Elle avait du caractère et n’en faisait le plus souvent qu’à sa tête. Rien là de vraiment distinctif chez la gent féline. Mais elle poussait parfois l’audace un peu loin comme à cette heure bénie de fin d’après-midi lorsqu’elle choisit de s’emparer de la tranche de steak qui attendait près du barbecue qu’il atteigne la bonne température. Je m’en confesse, elle a fait quelques pieds de vol plané après que je sois parvenu à lui mettre la main au collet pour récupérer la précieuse pièce de viande. Étonnamment elle n’a pas semblé m’en tenir rigueur, sans doute consciente de son impudence.

Si son tendre souvenir me revient après toutes ces années c’est qu’il est associé à un évènement dont la portée et le sens profond m’avaient jusqu’alors échappé. Nos voisins citadins avaient deux jeunes enfants. En bons parents, ils avaient installé une piscine hors terre à leur intention et aménagé un carré de sable. Nous entretenions des rapports de bon voisinage, échangeant à l’occasion quelques propos anodins par-dessus la clôture. Un certain automne, un évènement imprévu s’est produit. Le carré de sable avait été vidé de ses jouets et la piscine avait été couverte de sa toile hivernale. Lune, contente d’avoir été autorisée à prendre l’air, n’a pas trouvé mieux à faire, en bonne exploratrice qu’elle était, que de se faufiler sous la clôture pour étrenner le carré de sable. Forte de sa connaissance des grands espaces, elle l’a bien sûr confondu avec une litière grandeur nature.

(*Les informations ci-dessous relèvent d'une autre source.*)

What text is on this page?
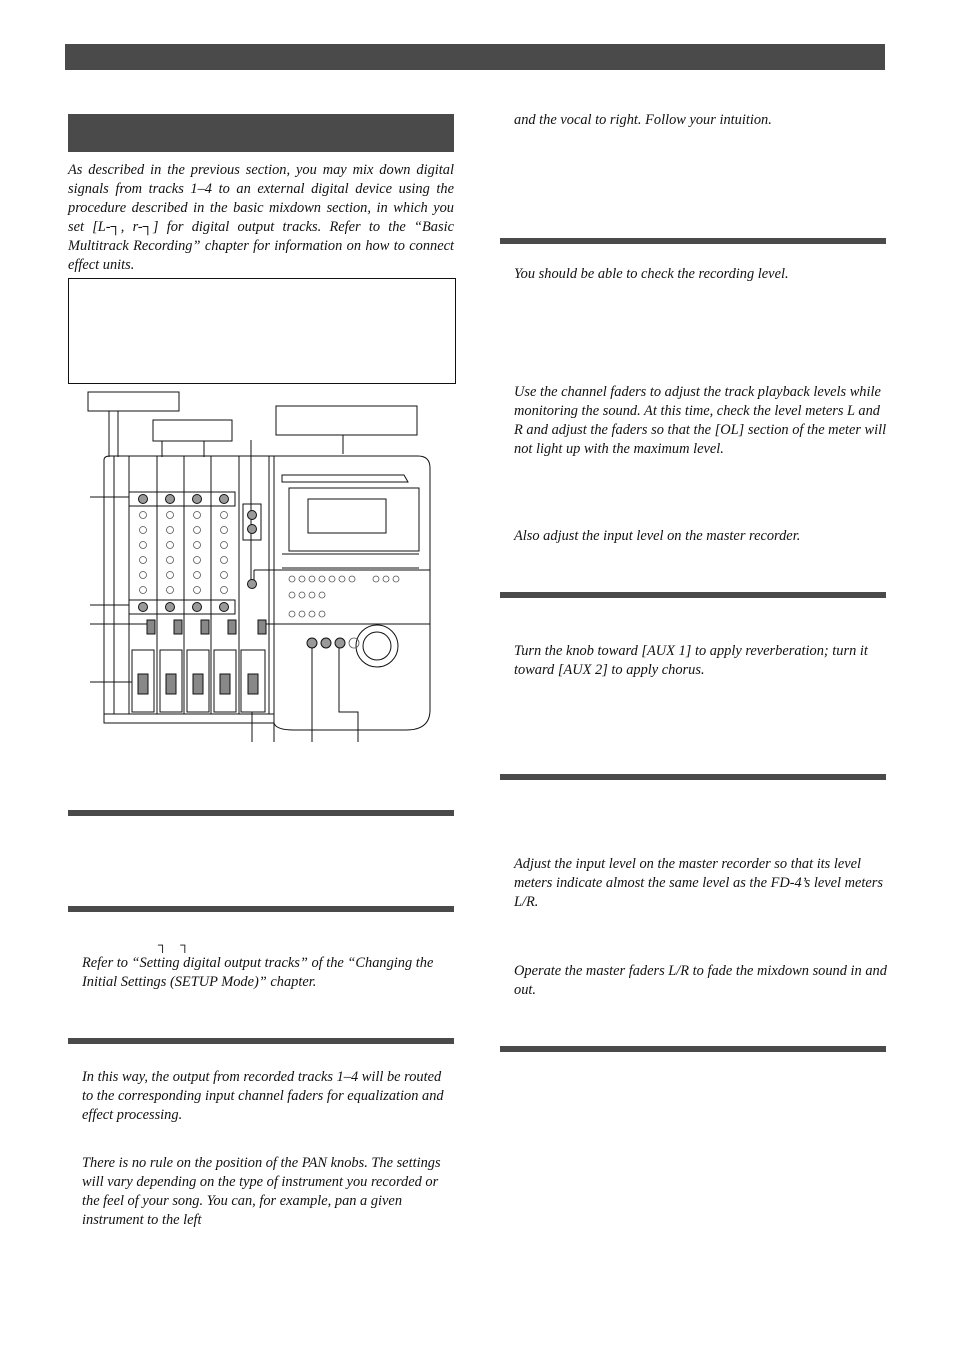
As described in the previous section, you may mix down digital signals from tracks 1–4 to an external digital device using the procedure described in the basic mixdown section, in which you set [L-┐, r-┐] for digital output tracks. Refer to the “Basic Multitrack Recording” chapter for information on how to connect effect units.

┐    ┐

Refer to “Setting digital output tracks” of the “Changing the Initial Settings (SETUP Mode)” chapter.

In this way, the output from recorded tracks 1–4 will be routed to the corresponding input channel faders for equalization and effect processing.

There is no rule on the position of the PAN knobs. The settings will vary depending on the type of instrument you recorded or the feel of your song. You can, for example, pan a given instrument to the left

and the vocal to right. Follow your intuition.

You should be able to check the recording level.

Use the channel faders to adjust the track playback levels while monitoring the sound. At this time, check the level meters L and R and adjust the faders so that the [OL] section of the meter will not light up with the maximum level.

Also adjust the input level on the master recorder.

Turn the knob toward [AUX 1] to apply reverberation; turn it toward [AUX 2] to apply chorus.

Adjust the input level on the master recorder so that its level meters indicate almost the same level as the FD-4’s level meters L/R.

Operate the master faders L/R to fade the mixdown sound in and out.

On s’en doute bien, le voisin n’a pas apprécié. Réaction bien compréhensible. Mais la situation s’est quelque peu gâtée lorsqu’il s’est muni d’un long 2X4 pour faire comprendre à la bête qu’elle n’était pas la bienvenue. Il avait raison sur le fond, mais un peu moins sur la forme. Le hasard ayant voulu que je sois témoin de la scène, je me suis empressé de répliquer en lui signifiant que si Lune ne se rendait pas vivante au printemps, il y aurait des trous dans sa piscine. Heureusement, aussi bien l’une que l’autre se sont rendues au printemps sans encombre.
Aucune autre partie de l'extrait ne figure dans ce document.